Quel est l’état d’esprit de l’équipage à quelques heures de l’arrivée? C’est l’euphorie sur le bateau?
Notre sport a cette particularité que, contrairement à d’autres épreuves, il arrive que l’on sache à l’avance qu’on est en bonne position pour gagner ou battre un record. Il n’empêche que tout peut arriver. On vient juste de passer sous la barre symbolique des 1.000 miles (jeudi, à 15 heures). Il peut nous arriver toutes sortes de choses sur 2.000 kilomètres d’océan. Donc on n’est pas encore euphorique, mais simplement heureux ne serait-ce que d’avoir vécu ce qu’on a fait jusqu’à présent.

Vous n’avez donc pas encore débouché de bouteilles de champagne?
Non, non, non. De toute façon il n’y en a pas sur le bateau, et puis je n’aime pas ça (rires). On prendra juste un petit coup de rouge avant l’arrivée.

Y-a-t-il encore de vrais risques avant de rejoindre Ouessant?
Ce que je crains, ce sont les objets flottants non identifiés (ofni) comme les baleines. Vu notre vitesse, ça peut poser un problème si on en percute un. Et puis une casse mécanique peut aussi arriver. Après 45 jours, le matériel s’use. Mais bon, nous ne pensons pas à ça! Pour l’instant tout va bien, ce n’est que du bonheur.

C’est une course particulière pour vous, pour votre famille… Que ressentez-vous actuellement?
Cette course, j’étais un des premiers marins à y réfléchir, sur l’Ile de la Jatte il y a 20 ans avec Lamazou, Artaud, mon grand frère Bruno… Mais je n’avais jamais eu l’occasion de le tenter. Il y a huit mois encore, je ne savais pas que j'allais la faire. C’est arrivé comme ça. C’est vrai que c’est un peu une histoire familiale, Bruno (son frère) a été le premier à battre les 80 jours (en 1993). Si tout se passe bien, on va être une famille encore plus heureuse, même si on l’est déjà.

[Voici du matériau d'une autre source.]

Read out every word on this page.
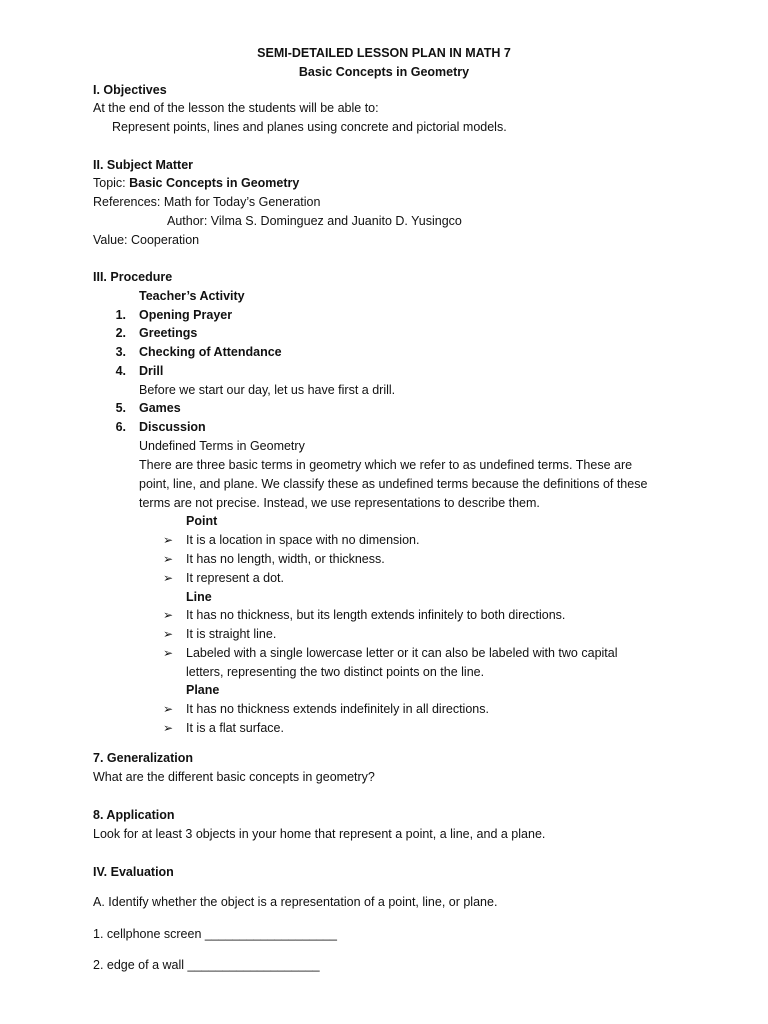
SEMI-DETAILED LESSON PLAN IN MATH 7
Basic Concepts in Geometry
I. Objectives
At the end of the lesson the students will be able to:
Represent points, lines and planes using concrete and pictorial models.
II. Subject Matter
Topic: Basic Concepts in Geometry
References: Math for Today’s Generation
Author: Vilma S. Dominguez and Juanito D. Yusingco
Value: Cooperation
III. Procedure
Teacher’s Activity
1. Opening Prayer
2. Greetings
3. Checking of Attendance
4. Drill
Before we start our day, let us have first a drill.
5. Games
6. Discussion
Undefined Terms in Geometry
There are three basic terms in geometry which we refer to as undefined terms. These are
point, line, and plane. We classify these as undefined terms because the definitions of these
terms are not precise. Instead, we use representations to describe them.
Point
➢ It is a location in space with no dimension.
➢ It has no length, width, or thickness.
➢ It represent a dot.
Line
➢ It has no thickness, but its length extends infinitely to both directions.
➢ It is straight line.
➢ Labeled with a single lowercase letter or it can also be labeled with two capital
letters, representing the two distinct points on the line.
Plane
➢ It has no thickness extends indefinitely in all directions.
➢ It is a flat surface.
7. Generalization
What are the different basic concepts in geometry?
8. Application
Look for at least 3 objects in your home that represent a point, a line, and a plane.
IV. Evaluation
A. Identify whether the object is a representation of a point, line, or plane.
1. cellphone screen ___________________
2. edge of a wall ___________________
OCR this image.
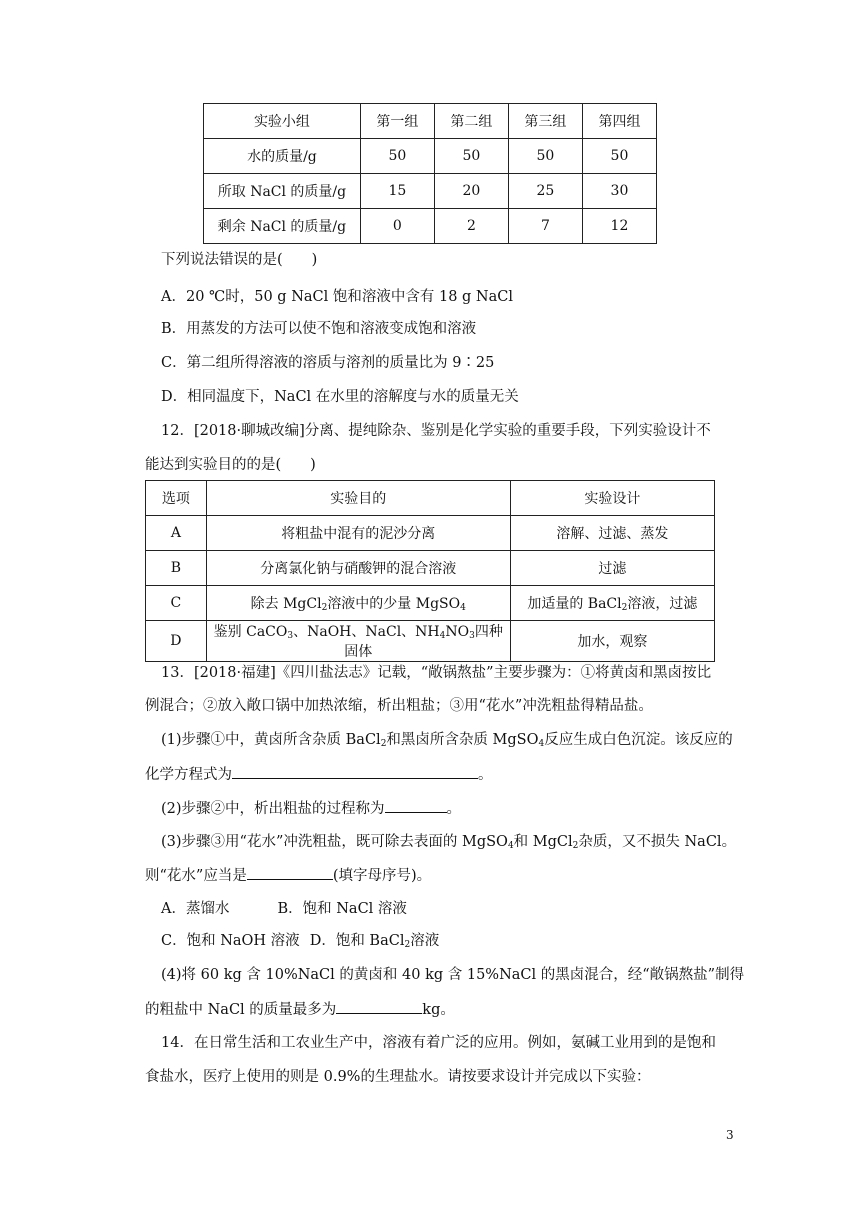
实验小组	第一组	第二组	第三组	第四组
水的质量/g	50	50	50	50
所取 NaCl 的质量/g	15	20	25	30
剩余 NaCl 的质量/g	0	2	7	12
下列说法错误的是(　　)
A．20 ℃时，50 g NaCl 饱和溶液中含有 18 g NaCl
B．用蒸发的方法可以使不饱和溶液变成饱和溶液
C．第二组所得溶液的溶质与溶剂的质量比为 9∶25
D．相同温度下，NaCl 在水里的溶解度与水的质量无关
12．[2018·聊城改编]分离、提纯除杂、鉴别是化学实验的重要手段，下列实验设计不
能达到实验目的的是(　　)
选项	实验目的	实验设计
A	将粗盐中混有的泥沙分离	溶解、过滤、蒸发
B	分离氯化钠与硝酸钾的混合溶液	过滤
C	除去 MgCl$_2$溶液中的少量 MgSO$_4$	加适量的 BaCl$_2$溶液，过滤
D	鉴别 CaCO$_3$、NaOH、NaCl、$NH_4NO_3$四种固体	加水，观察
13．[2018·福建]《四川盐法志》记载，“敞锅熬盐”主要步骤为：①将黄卤和黑卤按比
例混合；②放入敞口锅中加热浓缩，析出粗盐；③用“花水”冲洗粗盐得精品盐。
(1)步骤①中，黄卤所含杂质 BaCl$_2$和黑卤所含杂质 MgSO$_4$反应生成白色沉淀。该反应的
化学方程式为	。
(2)步骤②中，析出粗盐的过程称为	。
(3)步骤③用“花水”冲洗粗盐，既可除去表面的 MgSO$_4$和 MgCl$_2$杂质，又不损失 NaCl。
则“花水”应当是	(填字母序号)。
A．蒸馏水	B．饱和 NaCl 溶液
C．饱和 NaOH 溶液 D．饱和 BaCl$_2$溶液
(4)将 60 kg 含 10%NaCl 的黄卤和 40 kg 含 15%NaCl 的黑卤混合，经“敞锅熬盐”制得
的粗盐中 NaCl 的质量最多为	kg。
14．在日常生活和工农业生产中，溶液有着广泛的应用。例如，氨碱工业用到的是饱和
食盐水，医疗上使用的则是 0.9%的生理盐水。请按要求设计并完成以下实验：
3
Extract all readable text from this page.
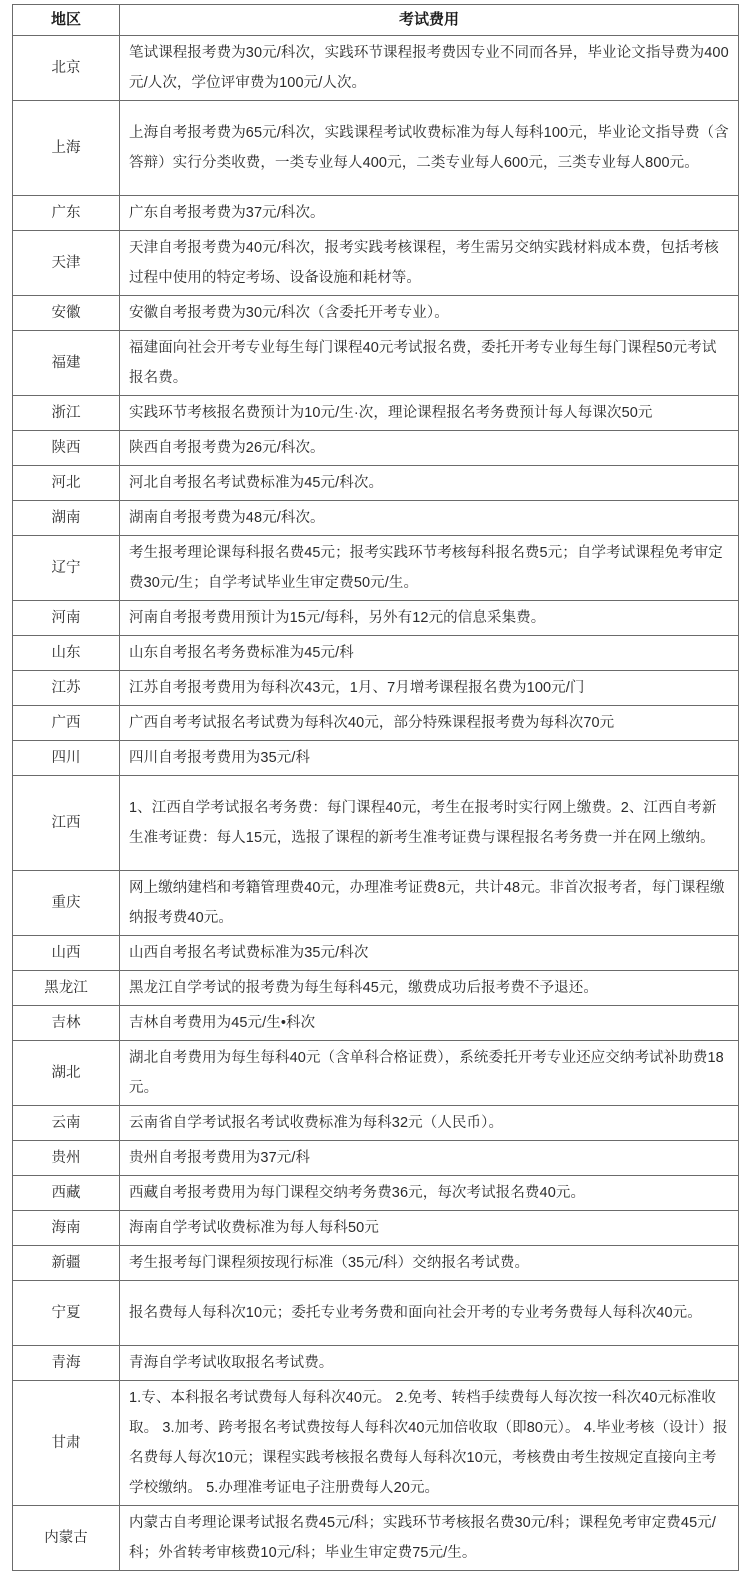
地区	考试费用
北京	笔试课程报考费为30元/科次，实践环节课程报考费因专业不同而各异，毕业论文指导费为400元/人次，学位评审费为100元/人次。
上海	上海自考报考费为65元/科次，实践课程考试收费标准为每人每科100元，毕业论文指导费（含答辩）实行分类收费，一类专业每人400元，二类专业每人600元，三类专业每人800元。
广东	广东自考报考费为37元/科次。
天津	天津自考报考费为40元/科次，报考实践考核课程，考生需另交纳实践材料成本费，包括考核过程中使用的特定考场、设备设施和耗材等。
安徽	安徽自考报考费为30元/科次（含委托开考专业）。
福建	福建面向社会开考专业每生每门课程40元考试报名费，委托开考专业每生每门课程50元考试报名费。
浙江	实践环节考核报名费预计为10元/生·次，理论课程报名考务费预计每人每课次50元
陕西	陕西自考报考费为26元/科次。
河北	河北自考报名考试费标准为45元/科次。
湖南	湖南自考报考费为48元/科次。
辽宁	考生报考理论课每科报名费45元；报考实践环节考核每科报名费5元；自学考试课程免考审定费30元/生；自学考试毕业生审定费50元/生。
河南	河南自考报考费用预计为15元/每科，另外有12元的信息采集费。
山东	山东自考报名考务费标准为45元/科
江苏	江苏自考报考费用为每科次43元，1月、7月增考课程报名费为100元/门
广西	广西自考考试报名考试费为每科次40元，部分特殊课程报考费为每科次70元
四川	四川自考报考费用为35元/科
江西	1、江西自学考试报名考务费：每门课程40元，考生在报考时实行网上缴费。2、江西自考新生准考证费：每人15元，选报了课程的新考生准考证费与课程报名考务费一并在网上缴纳。
重庆	网上缴纳建档和考籍管理费40元，办理准考证费8元，共计48元。非首次报考者，每门课程缴纳报考费40元。
山西	山西自考报名考试费标准为35元/科次
黑龙江	黑龙江自学考试的报考费为每生每科45元，缴费成功后报考费不予退还。
吉林	吉林自考费用为45元/生•科次
湖北	湖北自考费用为每生每科40元（含单科合格证费），系统委托开考专业还应交纳考试补助费18元。
云南	云南省自学考试报名考试收费标准为每科32元（人民币）。
贵州	贵州自考报考费用为37元/科
西藏	西藏自考报考费用为每门课程交纳考务费36元，每次考试报名费40元。
海南	海南自学考试收费标准为每人每科50元
新疆	考生报考每门课程须按现行标准（35元/科）交纳报名考试费。
宁夏	报名费每人每科次10元；委托专业考务费和面向社会开考的专业考务费每人每科次40元。
青海	青海自学考试收取报名考试费。
甘肃	1.专、本科报名考试费每人每科次40元。 2.免考、转档手续费每人每次按一科次40元标准收取。 3.加考、跨考报名考试费按每人每科次40元加倍收取（即80元）。 4.毕业考核（设计）报名费每人每次10元；课程实践考核报名费每人每科次10元，考核费由考生按规定直接向主考学校缴纳。 5.办理准考证电子注册费每人20元。
内蒙古	内蒙古自考理论课考试报名费45元/科；实践环节考核报名费30元/科；课程免考审定费45元/科；外省转考审核费10元/科；毕业生审定费75元/生。
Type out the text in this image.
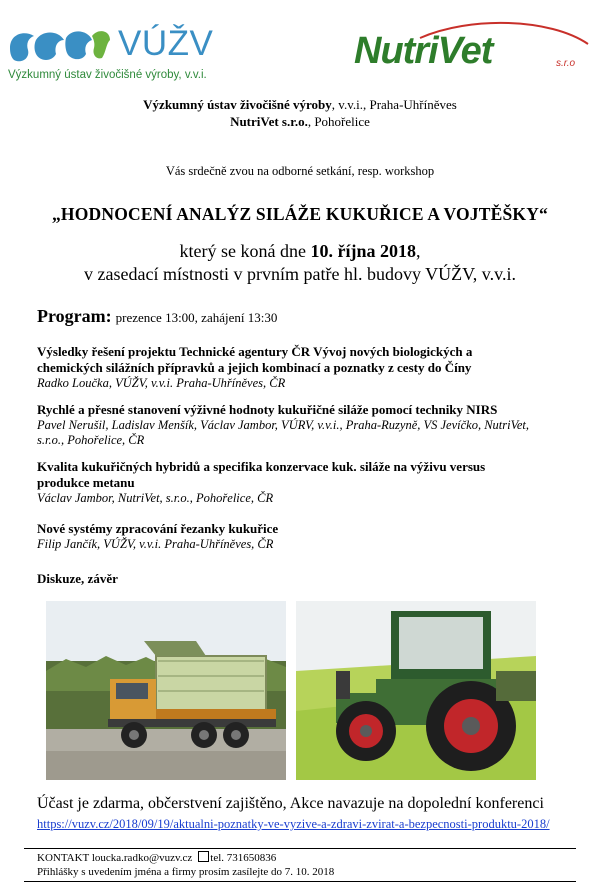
VÚŽV
Výzkumný ústav živočišné výroby, v.v.i.
NutriVet	s.r.o
Výzkumný ústav živočišné výroby, v.v.i., Praha-Uhříněves
NutriVet s.r.o., Pohořelice
Vás srdečně zvou na odborné setkání, resp. workshop
„HODNOCENÍ ANALÝZ SILÁŽE KUKUŘICE A VOJTĚŠKY“
který se koná dne 10. října 2018,
v zasedací místnosti v prvním patře hl. budovy VÚŽV, v.v.i.
Program: prezence 13:00, zahájení 13:30
Výsledky řešení projektu Technické agentury ČR Vývoj nových biologických a
chemických silážních přípravků a jejich kombinací a poznatky z cesty do Číny
Radko Loučka, VÚŽV, v.v.i. Praha-Uhříněves, ČR
Rychlé a přesné stanovení výživné hodnoty kukuřičné siláže pomocí techniky NIRS
Pavel Nerušil, Ladislav Menšík, Václav Jambor, VÚRV, v.v.i., Praha-Ruzyně, VS Jevíčko, NutriVet,
s.r.o., Pohořelice, ČR
Kvalita kukuřičných hybridů a specifika konzervace kuk. siláže na výživu versus
produkce metanu
Václav Jambor, NutriVet, s.r.o., Pohořelice, ČR
Nové systémy zpracování řezanky kukuřice
Filip Jančík, VÚŽV, v.v.i. Praha-Uhříněves, ČR
Diskuze, závěr
Účast je zdarma, občerstvení zajištěno, Akce navazuje na dopolední konferenci
https://vuzv.cz/2018/09/19/aktualni-poznatky-ve-vyzive-a-zdravi-zvirat-a-bezpecnosti-produktu-2018/
KONTAKT loucka.radko@vuzv.cz tel. 731650836
Přihlášky s uvedením jména a firmy prosím zasílejte do 7. 10. 2018
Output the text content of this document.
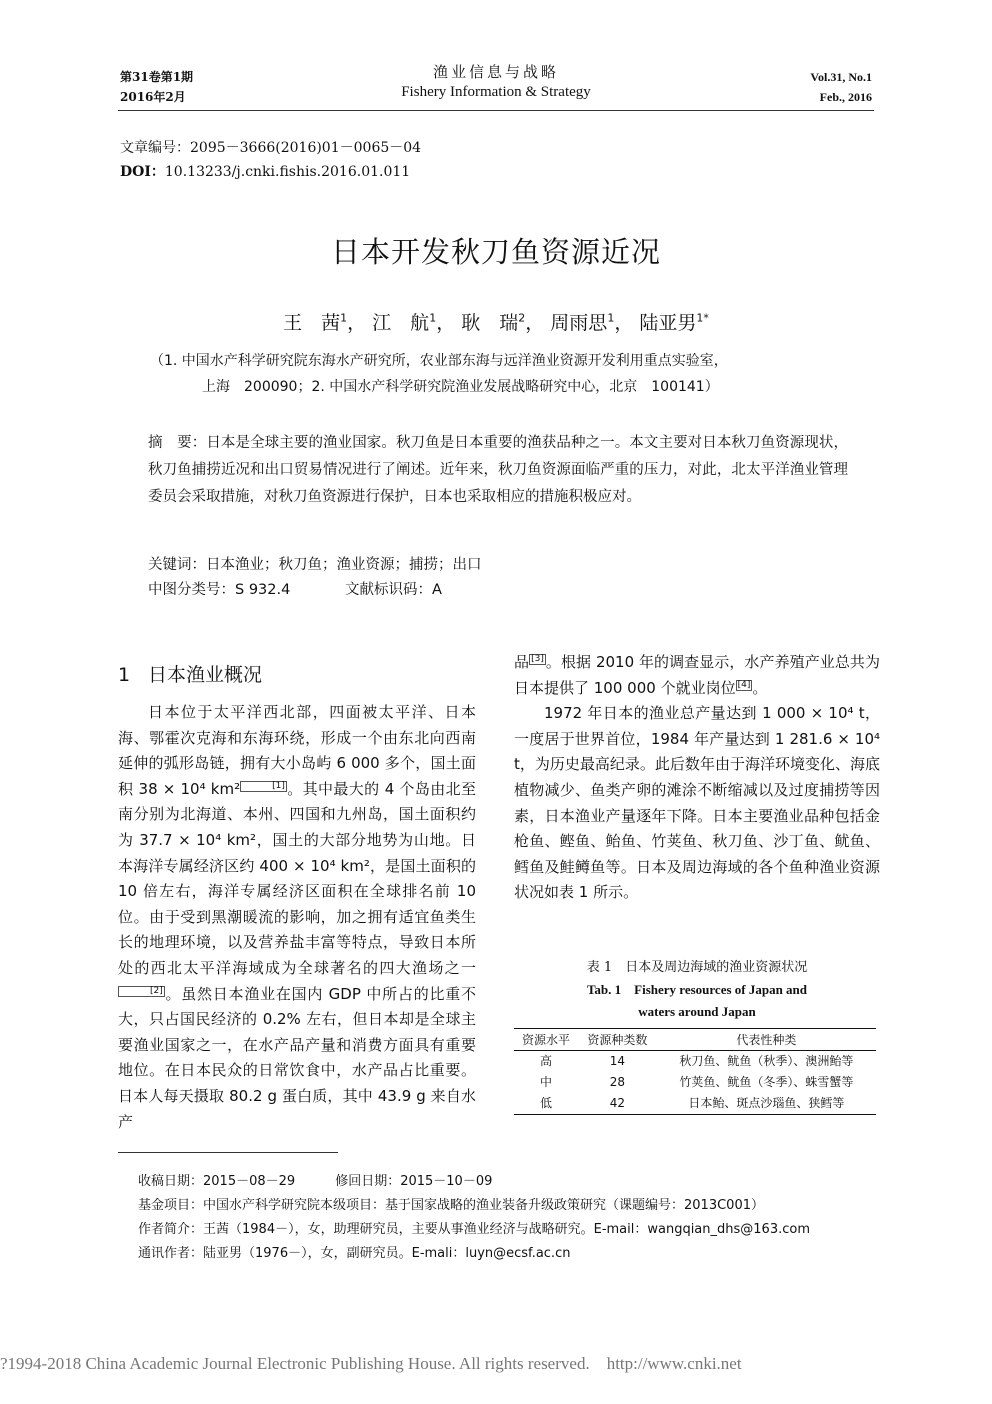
第31卷第1期
2016年2月
渔业信息与战略
Fishery Information & Strategy
Vol.31, No.1
Feb., 2016
文章编号：2095－3666(2016)01－0065－04
DOI：10.13233/j.cnki.fishis.2016.01.011
日本开发秋刀鱼资源近况
王　茜$^1$， 江　航$^1$， 耿　瑞$^2$， 周雨思$^1$， 陆亚男$^{1*}$
（1. 中国水产科学研究院东海水产研究所，农业部东海与远洋渔业资源开发利用重点实验室，
上海　200090；2. 中国水产科学研究院渔业发展战略研究中心，北京　100141）
摘　要：日本是全球主要的渔业国家。秋刀鱼是日本重要的渔获品种之一。本文主要对日本秋刀鱼资源现状，秋刀鱼捕捞近况和出口贸易情况进行了阐述。近年来，秋刀鱼资源面临严重的压力，对此，北太平洋渔业管理委员会采取措施，对秋刀鱼资源进行保护，日本也采取相应的措施积极应对。
关键词：日本渔业；秋刀鱼；渔业资源；捕捞；出口
中图分类号：S 932.4	文献标识码：A
1 日本渔业概况
日本位于太平洋西北部，四面被太平洋、日本海、鄂霍次克海和东海环绕，形成一个由东北向西南延伸的弧形岛链，拥有大小岛屿 6 000 多个，国土面积 38 × 10⁴ km²	[1] 。其中最大的 4 个岛由北至南分别为北海道、本州、四国和九州岛，国土面积约为 37.7 × 10⁴ km²，国土的大部分地势为山地。日本海洋专属经济区约 400 × 10⁴ km²，是国土面积的 10 倍左右，海洋专属经济区面积在全球排名前 10 位。由于受到黑潮暖流的影响，加之拥有适宜鱼类生长的地理环境，以及营养盐丰富等特点，导致日本所处的西北太平洋海域成为全球著名的四大渔场之一[2] 。虽然日本渔业在国内 GDP 中所占的比重不大，只占国民经济的 0.2% 左右，但日本却是全球主要渔业国家之一，在水产品产量和消费方面具有重要地位。在日本民众的日常饮食中，水产品占比重要。日本人每天摄取 80.2 g 蛋白质，其中 43.9 g 来自水产
品 [3] 。根据 2010 年的调查显示，水产养殖产业总共为日本提供了 100 000 个就业岗位 [4] 。
1972 年日本的渔业总产量达到 1 000 × 10⁴ t，一度居于世界首位，1984 年产量达到 1 281.6 × 10⁴ t，为历史最高纪录。此后数年由于海洋环境变化、海底植物减少、鱼类产卵的滩涂不断缩减以及过度捕捞等因素，日本渔业产量逐年下降。日本主要渔业品种包括金枪鱼、鲣鱼、鲐鱼、竹荚鱼、秋刀鱼、沙丁鱼、鱿鱼、鳕鱼及鲑鳟鱼等。日本及周边海域的各个鱼种渔业资源状况如表 1 所示。
表 1　日本及周边海域的渔业资源状况
Tab. 1　Fishery resources of Japan and
waters around Japan
资源水平	资源种类数	代表性种类
高	14	秋刀鱼、鱿鱼（秋季）、澳洲鲐等
中	28	竹荚鱼、鱿鱼（冬季）、蛛雪蟹等
低	42	日本鲐、斑点沙瑙鱼、狭鳕等
收稿日期：2015－08－29	修回日期：2015－10－09
基金项目：中国水产科学研究院本级项目：基于国家战略的渔业装备升级政策研究（课题编号：2013C001）
作者简介：王茜（1984－），女，助理研究员，主要从事渔业经济与战略研究。E-mail：wangqian_dhs@163.com
通讯作者：陆亚男（1976－），女，副研究员。E-mali：luyn@ecsf.ac.cn
?1994-2018 China Academic Journal Electronic Publishing House. All rights reserved.    http://www.cnki.net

Votre parcours s’est déroulé sans accroc, sauf peut-être l’immense zone d’iceberg dans le Pacifique…
Il n’y a pas eu de vraie mauvaise surprise. On a eu un Atlantique sud assez exceptionnel, à l’aller comme au retour. Mais le Pacifique a été compliqué: les conditions de vent ont été dures et surtout la zone de glace nous a fait perdre pas mal de temps. Je n’avais jamais autant vu d’icebergs, de manière virtuelle on avait leur positionnement par satellite - ou réelle. C’est un champ de glace immense, grand comme l’Europe, qu’il faut contourner.

Vous aviez déclaré en début d’épreuve qu’il était presque indécent d’aller aussi vite avec un bateau. Vous avez été surpris de votre vitesse?
C’était une formule, ‘indécent’ n’est pas le bon mot. Mais c’est impressionnant, c’est vrai. Avec ce bateau, on fait de très grandes moyennes presque sans s’en apercevoir. Même quand la mer est calme, on arrive à faire du 30 nœuds de moyenne, ce qui est une vitesse de haut pilotage pour beaucoup d’autres bateaux. C’est ça qui est étonnant.

Est-ce que vous pensez qu’il est possible de descendre sous la barre symbolique des 40 jours?
Ca se peut, oui. Ne serait-ce qu’avec le même bateau, si les conditions météos sont exceptionnelles de bout en bout. En raccourcissant un peu la distance, avec la même vitesse moyenne, on peut faire des temps exceptionnels. Et puis avec de nouveaux bateaux, qui voleront encore plus sur l’eau, sans doute. Peut-être pas demain, mais après-demain, pourquoi pas?